Let's say that a number has a simple trigonometric representation, if it can be represented as a product of zero or more rational powers of prime numbers and zero or more integer powers of $\sin(\cdot)$ at rational multiples of $\pi$.
Examples:
- $\sqrt{\sin\!\left(\frac\pi{10}\right)}$ has a simple trigonometric representation, because $\sqrt{\sin\!\left(\frac\pi{10}\right)}=\frac{2^{1/2}}{5^{1/4}}\,\sin\!\left(\frac\pi5\right)$.
- $\pi$ does not have a simple trigonometric representation, because it is not an algebraic number.
Questions:
- Do $\sqrt{\sin\!\left(\frac\pi5\right)},\,\sqrt{\sin\!\left(\frac\pi7\right)},\,\sqrt{\sin\!\left(\frac\pi{12}\right)},\,\sqrt{\sin\!\left(\frac\pi{15}\right)},\,\sqrt{\sin\!\left(\frac\pi{20}\right)},\,\sqrt{\sin\!\left(\frac\pi{21}\right)}$ have a simple trigonometric representation?

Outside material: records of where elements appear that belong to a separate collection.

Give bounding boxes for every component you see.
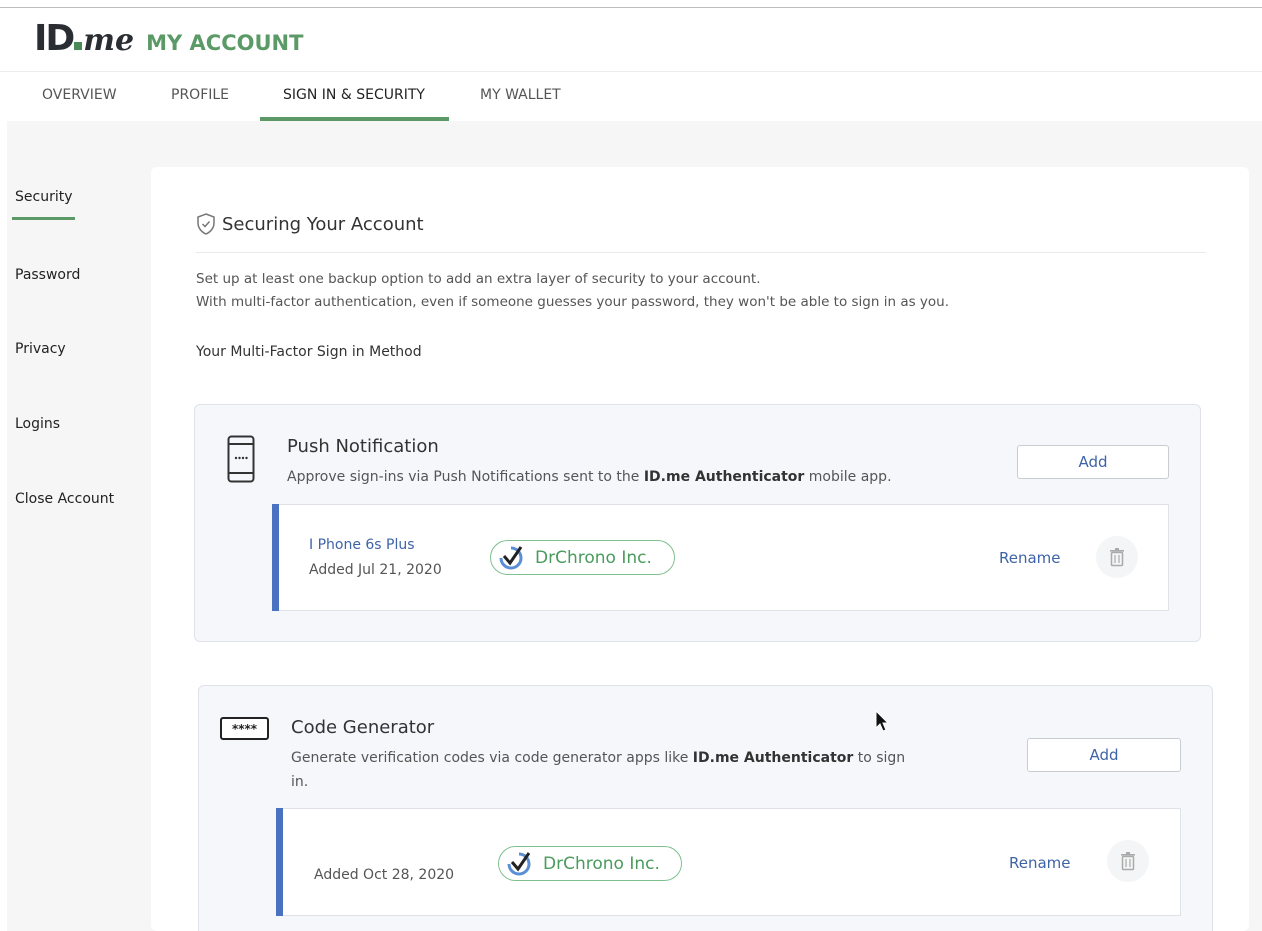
desc-bold-text: ID.me Authenticator bbox=[643, 469, 805, 485]
title-divider bbox=[196, 252, 1206, 253]
row-accent-bar bbox=[272, 504, 279, 611]
desc-bold-text: ID.me Authenticator bbox=[692, 750, 854, 766]
device-name-link[interactable]: I Phone 6s Plus bbox=[309, 537, 415, 553]
sidebar-item-close-account[interactable]: Close Account bbox=[15, 491, 114, 507]
description-line-1: Set up at least one backup option to add… bbox=[196, 271, 761, 287]
idme-logo[interactable]: ID me MY ACCOUNT bbox=[34, 18, 303, 59]
description-line-2: With multi-factor authentication, even i… bbox=[196, 294, 950, 310]
passcode-icon: **** bbox=[220, 717, 269, 740]
tab-my-wallet[interactable]: MY WALLET bbox=[480, 87, 561, 103]
mfa-method-label: Your Multi-Factor Sign in Method bbox=[196, 344, 422, 360]
desc-text: Approve sign-ins via Push Notifications … bbox=[287, 469, 644, 485]
sidebar-item-security[interactable]: Security bbox=[15, 189, 73, 205]
sidebar-active-indicator bbox=[12, 217, 75, 220]
add-push-notification-button[interactable]: Add bbox=[1017, 445, 1169, 479]
account-tabs: OVERVIEW PROFILE SIGN IN & SECURITY MY W… bbox=[0, 73, 1262, 121]
desc-text: mobile app. bbox=[804, 469, 892, 485]
badge-label: DrChrono Inc. bbox=[543, 853, 660, 874]
delete-device-button[interactable] bbox=[1107, 840, 1149, 882]
check-circle-icon bbox=[507, 851, 531, 875]
code-generator-title: Code Generator bbox=[291, 717, 435, 738]
rename-device-button[interactable]: Rename bbox=[999, 549, 1061, 567]
logo-id-text: ID bbox=[34, 18, 75, 59]
badge-label: DrChrono Inc. bbox=[535, 547, 652, 568]
mobile-phone-icon bbox=[227, 435, 255, 483]
desc-text: Generate verification codes via code gen… bbox=[291, 750, 693, 766]
push-notification-title: Push Notification bbox=[287, 436, 439, 457]
tab-profile[interactable]: PROFILE bbox=[171, 87, 229, 103]
device-added-date: Added Oct 28, 2020 bbox=[314, 867, 455, 883]
rename-device-button[interactable]: Rename bbox=[1009, 854, 1071, 872]
row-accent-bar bbox=[276, 808, 283, 916]
sidebar-item-privacy[interactable]: Privacy bbox=[15, 341, 66, 357]
delete-device-button[interactable] bbox=[1096, 536, 1138, 578]
shield-check-icon bbox=[197, 213, 215, 235]
tab-overview[interactable]: OVERVIEW bbox=[42, 87, 117, 103]
trash-icon bbox=[1110, 548, 1124, 567]
drchrono-badge: DrChrono Inc. bbox=[498, 846, 682, 881]
app-header: ID me MY ACCOUNT bbox=[0, 8, 1262, 72]
tab-sign-in-security[interactable]: SIGN IN & SECURITY bbox=[283, 87, 425, 103]
push-notification-description: Approve sign-ins via Push Notifications … bbox=[287, 465, 987, 489]
device-added-date: Added Jul 21, 2020 bbox=[309, 562, 442, 578]
logo-me-text: me bbox=[83, 23, 135, 58]
sidebar-item-password[interactable]: Password bbox=[15, 267, 80, 283]
code-generator-description: Generate verification codes via code gen… bbox=[291, 746, 911, 794]
my-account-label: MY ACCOUNT bbox=[146, 31, 304, 55]
page-title: Securing Your Account bbox=[222, 213, 424, 235]
drchrono-badge: DrChrono Inc. bbox=[490, 540, 675, 575]
check-circle-icon bbox=[499, 545, 523, 569]
section-title: Securing Your Account bbox=[196, 213, 424, 235]
mouse-cursor-icon bbox=[875, 710, 890, 732]
sidebar-item-logins[interactable]: Logins bbox=[15, 416, 60, 432]
trash-icon bbox=[1121, 852, 1135, 871]
logo-dot bbox=[74, 42, 83, 50]
add-code-generator-button[interactable]: Add bbox=[1027, 738, 1181, 772]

- Is there an algorithm that, given a rational power of $\sin(\cdot)$ at a rational multiple of $\pi$, would determine if it has a simple trigonometric representation? If so, could you give a concrete example of such an algorithm?
- More generally, is there an algorithm that, given a real algebraic number (in a form of its minimal polynomial and a rational isolating interval), would determine if it has a simple trigonometric representation? If so, could you give a concrete example of such an algorithm?